L’heure : Dans la Bible l’heure marque les étapes décisives de l’action divine. Dans notre évangile, les heures de cette marche vers de la manifestation de la gloire divine sont ponctuées de signes, le septième, celui de la réanimation de Lazare au ch 11, préfigure le signe par excellence : la résurrection, la manifestation du Christ en gloire.

Les personnages :

Marie joue un rôle décisif. La  première, elle s’aperçoit du manque de vin et mobilise ceux qui peuvent intervenir. Elle en informe son fils et s’adresse aux serviteurs « Tout ce qu’il vous dira, faites-le ». Elle lui fait entièrement confiance tout en respectant sa liberté, elle ne lui impose rien. Cette attitude juste, peut être un modèle dans notre façon d’agir et de nous comporter avec les autres. Puis elle disparaît discrètement pour être à nouveau présente au pied de la croix au ch. 19, lorsque Jésus lui dit « Femme voici ton fils » et il dit au disciple « Voici ta mère ». Le disciple est le croyant, celui qui écoute la Parole. Les chrétiens rassemblés en Eglise, sont donc enfants de Marie.

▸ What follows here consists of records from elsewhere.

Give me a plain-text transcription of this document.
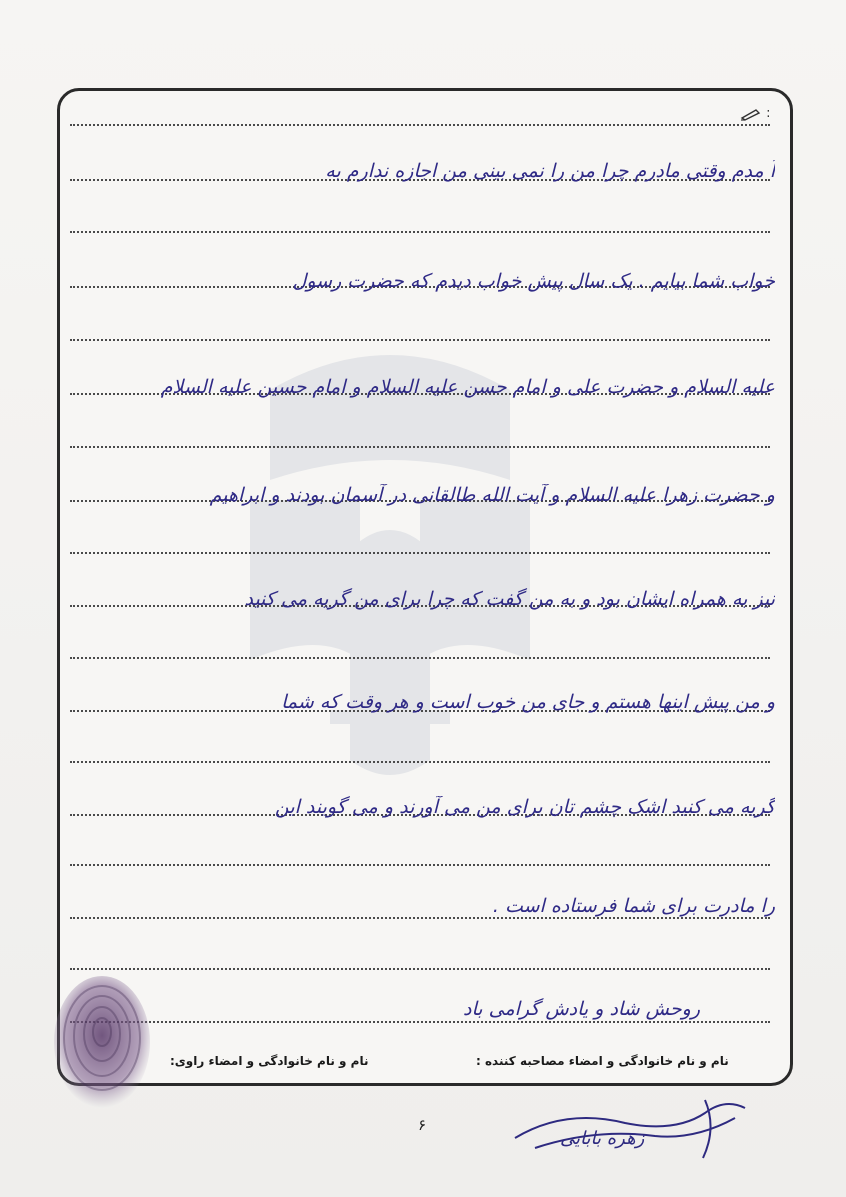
:
آ مدم وقتی مادرم چرا من را نمی بینی من اجازه ندارم به
خواب شما بیایم . یک سال پیش خواب دیدم که حضرت رسول
علیه السلام و حضرت علی و امام حسن علیه السلام و امام حسین علیه السلام
و حضرت زهرا علیه السلام و آیت الله طالقانی در آسمان بودند و ابراهیم
نیز به همراه ایشان بود و به من گفت که چرا برای من گریه می کنید
و من پیش اینها هستم و جای من خوب است و هر وقت که شما
گریه می کنید اشک چشم تان برای من می آورند و می گویند این
را مادرت برای شما فرستاده است .
روحش شاد و یادش گرامی باد
نام و نام خانوادگی و امضاء مصاحبه کننده :
نام و نام خانوادگی و امضاء راوی:
۶
زهره بابایی
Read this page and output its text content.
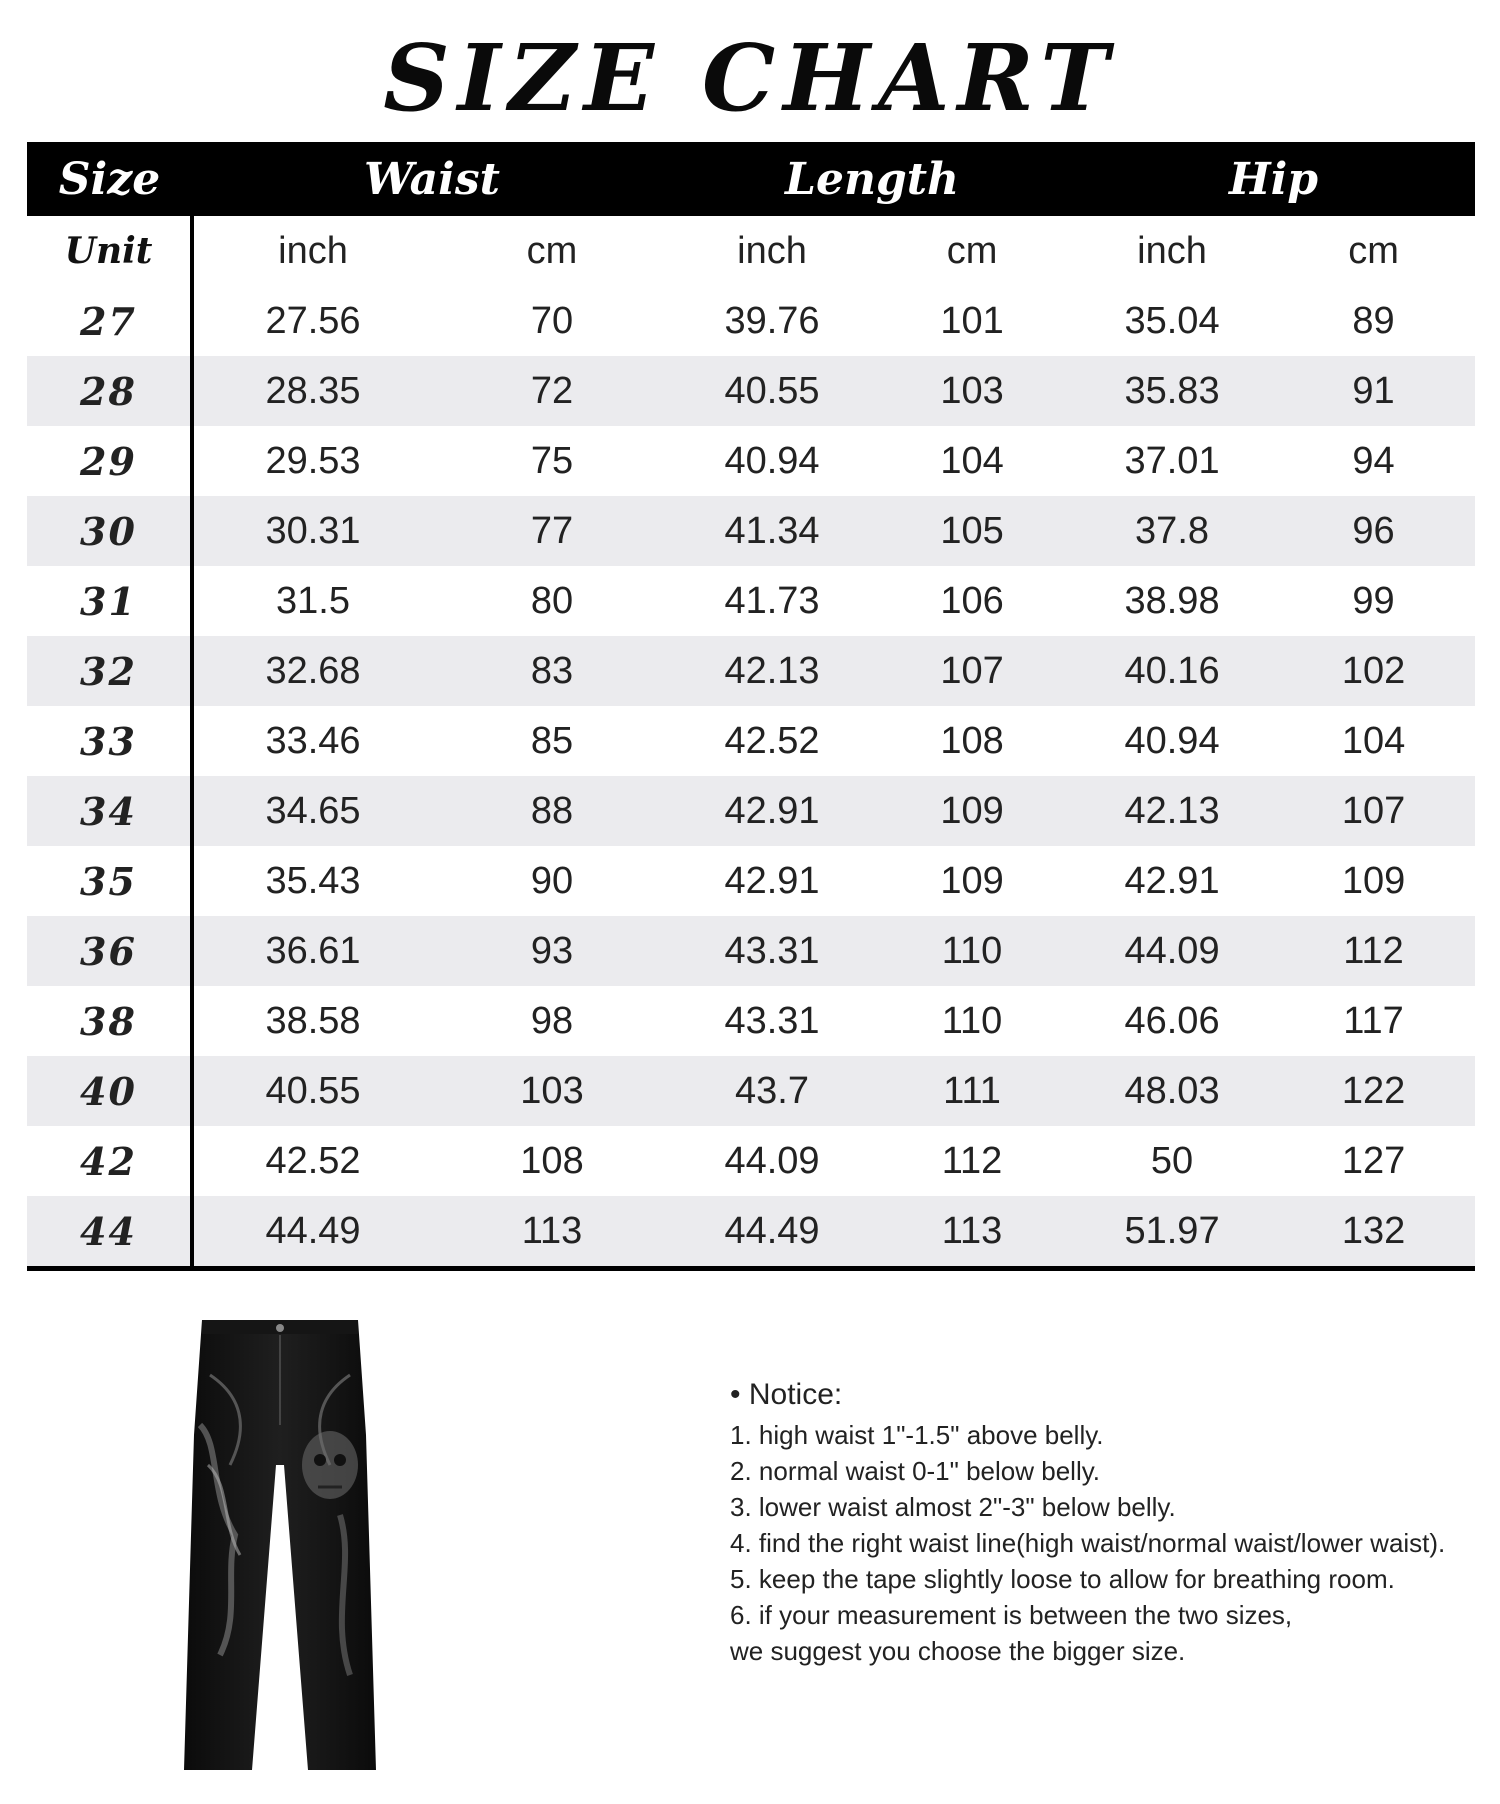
SIZE CHART
Size	Waist		Length		Hip	
Unit	inch	cm	inch	cm	inch	cm
27	27.56	70	39.76	101	35.04	89
28	28.35	72	40.55	103	35.83	91
29	29.53	75	40.94	104	37.01	94
30	30.31	77	41.34	105	37.8	96
31	31.5	80	41.73	106	38.98	99
32	32.68	83	42.13	107	40.16	102
33	33.46	85	42.52	108	40.94	104
34	34.65	88	42.91	109	42.13	107
35	35.43	90	42.91	109	42.91	109
36	36.61	93	43.31	110	44.09	112
38	38.58	98	43.31	110	46.06	117
40	40.55	103	43.7	111	48.03	122
42	42.52	108	44.09	112	50	127
44	44.49	113	44.49	113	51.97	132
• Notice:
1. high waist 1"-1.5" above belly.
2. normal waist 0-1" below belly.
3. lower waist almost 2"-3" below belly.
4. find the right waist line(high waist/normal waist/lower waist).
5. keep the tape slightly loose to allow for breathing room.
6. if your measurement is between the two sizes,
we suggest you choose the bigger size.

Jésus : On pourrait s’attendre à ce qu’il bénisse les mariés, fasse un geste religieux, spirituel. Non, pleinement humain, il n’agira que pour préserver le caractère joyeux et festif de la noce.

D’abord, il établit une distance dans la réponse faite à sa mère : « Femme ». Ce qualificatif invite à dépasser la seule maternité charnelle pour lui conférer le statut de mère des croyants, qui prendra tout son sens à la croix.

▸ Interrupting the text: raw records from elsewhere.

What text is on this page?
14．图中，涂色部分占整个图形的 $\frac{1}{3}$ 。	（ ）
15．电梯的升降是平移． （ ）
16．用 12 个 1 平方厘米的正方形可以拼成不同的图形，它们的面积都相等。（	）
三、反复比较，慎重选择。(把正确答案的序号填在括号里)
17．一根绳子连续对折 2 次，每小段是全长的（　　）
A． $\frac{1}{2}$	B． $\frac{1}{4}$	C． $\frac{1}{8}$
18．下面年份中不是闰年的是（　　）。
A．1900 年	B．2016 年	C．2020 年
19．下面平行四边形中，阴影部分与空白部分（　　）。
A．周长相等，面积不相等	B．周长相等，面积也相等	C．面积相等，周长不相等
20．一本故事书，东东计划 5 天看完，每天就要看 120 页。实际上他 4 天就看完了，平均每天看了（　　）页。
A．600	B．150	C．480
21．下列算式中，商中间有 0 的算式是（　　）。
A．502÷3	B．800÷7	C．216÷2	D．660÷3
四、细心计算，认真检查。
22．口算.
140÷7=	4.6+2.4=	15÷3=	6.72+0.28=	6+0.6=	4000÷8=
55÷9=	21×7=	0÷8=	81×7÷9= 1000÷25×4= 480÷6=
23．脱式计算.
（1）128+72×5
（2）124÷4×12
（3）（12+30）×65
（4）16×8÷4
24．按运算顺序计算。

« Mon heure n’est pas encore venue » : Son heure (celle de la glorification) ne peut être fixée que par Dieu son Père. Il n’agit pas sous la pression des circonstances, mais conformément à la volonté de son Père. Au ch. 13 nous apprenons que l’heure décisive, la sixième est celle de la Croix.

Jésus demande tout simplement aux serviteurs de remplir six jarres de pierre. Si elle étaient destinées à de l’eau potable buvable, elles seraient en terre cuite. Les jarres de pierre étaient réservées aux ablutions religieuses rituelles. Dans la Bible le chiffre six symbolise l’imperfection contrairement au chiffre sept considéré comme parfait. L’évangéliste nous suggère que Jésus va susciter une nouvelle réalité appelée à dépasser l’Alliance conclue jadis entre Dieu et son peuple.

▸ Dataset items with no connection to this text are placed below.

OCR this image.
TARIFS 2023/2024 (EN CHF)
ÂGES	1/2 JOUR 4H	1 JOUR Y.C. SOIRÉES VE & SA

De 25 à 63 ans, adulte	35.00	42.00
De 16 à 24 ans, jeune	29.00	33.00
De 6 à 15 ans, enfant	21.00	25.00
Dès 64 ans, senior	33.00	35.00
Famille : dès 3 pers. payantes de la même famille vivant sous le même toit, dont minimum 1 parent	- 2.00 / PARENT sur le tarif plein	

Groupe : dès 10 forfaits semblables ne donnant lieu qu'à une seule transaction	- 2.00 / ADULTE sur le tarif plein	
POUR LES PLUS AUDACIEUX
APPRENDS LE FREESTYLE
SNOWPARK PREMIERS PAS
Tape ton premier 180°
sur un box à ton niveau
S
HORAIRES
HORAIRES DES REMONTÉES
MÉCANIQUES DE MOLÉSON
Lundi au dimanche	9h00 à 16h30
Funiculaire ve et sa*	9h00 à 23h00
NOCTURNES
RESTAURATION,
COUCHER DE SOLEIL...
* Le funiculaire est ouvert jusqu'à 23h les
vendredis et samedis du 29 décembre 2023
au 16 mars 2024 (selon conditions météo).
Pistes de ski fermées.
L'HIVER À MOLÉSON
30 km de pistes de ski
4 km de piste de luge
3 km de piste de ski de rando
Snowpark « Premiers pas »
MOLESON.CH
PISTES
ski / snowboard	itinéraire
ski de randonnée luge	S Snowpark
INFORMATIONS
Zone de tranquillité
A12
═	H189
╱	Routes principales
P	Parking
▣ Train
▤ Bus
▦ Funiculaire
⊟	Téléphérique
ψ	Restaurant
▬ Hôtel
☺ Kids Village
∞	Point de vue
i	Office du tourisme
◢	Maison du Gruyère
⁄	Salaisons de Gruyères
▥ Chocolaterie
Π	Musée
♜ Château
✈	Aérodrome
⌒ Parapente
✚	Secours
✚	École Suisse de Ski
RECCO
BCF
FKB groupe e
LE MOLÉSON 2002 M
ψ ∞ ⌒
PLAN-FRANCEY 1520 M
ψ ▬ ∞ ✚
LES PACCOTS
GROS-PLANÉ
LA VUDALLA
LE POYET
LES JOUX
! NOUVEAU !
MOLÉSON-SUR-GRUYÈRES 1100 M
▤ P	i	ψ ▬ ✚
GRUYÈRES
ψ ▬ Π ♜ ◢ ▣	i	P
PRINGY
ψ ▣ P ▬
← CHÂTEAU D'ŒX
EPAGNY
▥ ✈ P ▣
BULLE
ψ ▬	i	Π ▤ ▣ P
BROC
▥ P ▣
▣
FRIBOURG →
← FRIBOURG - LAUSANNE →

Les jarres doivent être remplies jusqu’au bord : « Maintenant» Ce mot répété 2 fois désigne l’heure de l’agir divin, l’heure de l’accomplissement de son oeuvre. Les jarres remplies signifient la surabondance de l’action divine. La fête des noces peut avoir lieu puisqu’on est passé du manque à la plénitude.

Le maitre du repas n’a qu’un rôle de témoin de cette situation étonnante et pense qu’elle découle d’une volonté délibérée du marié « tu as gardé le bon vin jusqu’à maintenant ».

Les serviteurs obéissent. Ils sont les seuls à être au courant de la transformation, mais ne disent rien. Marie qui connaît l’initiateur de l’action se tait aussi.

De l’eau a été rajoutée dans les jarres, et son goût a changé. Jésus n’a fait aucun geste, n’a dit aucune parole particulière. Il n’y a rien à voir, seulement un vin délicieux à goûter. L’évangéliste ne parle pas de miracle mais de « signe ». On n’est pas dans le domaine de la magie. Cette action discrète, secrète, manifeste sa gloire, c’est à dire la vérité de son être qui est présence agissante et rayonnante de Dieu en lui.

Les serviteurs, tout en ne faisant humblement que des actions ordinaires, ont collaboré sans le savoir à l’œuvre divine.

Quelle lecture peut-on faire aujourd’hui ?

Dans la conclusion du v. 11 Jean répète la précision donnée au v.1 : la noce eut lieu en « Galilée ». Des gens de toutes nationalités et de toutes religions se croisent dans cette province très cosmopolite. Ce fut donc « le commencement des signes » accomplis pour tous, pour nous aussi.

L’eau rajoutée à celle des jarres de pierres ne sert plus aux purifications rituelle mais deviendra le vin, symbole du sang du Christ versé pour sceller la nouvelle Alliance, les noces entre Dieu et son peuple.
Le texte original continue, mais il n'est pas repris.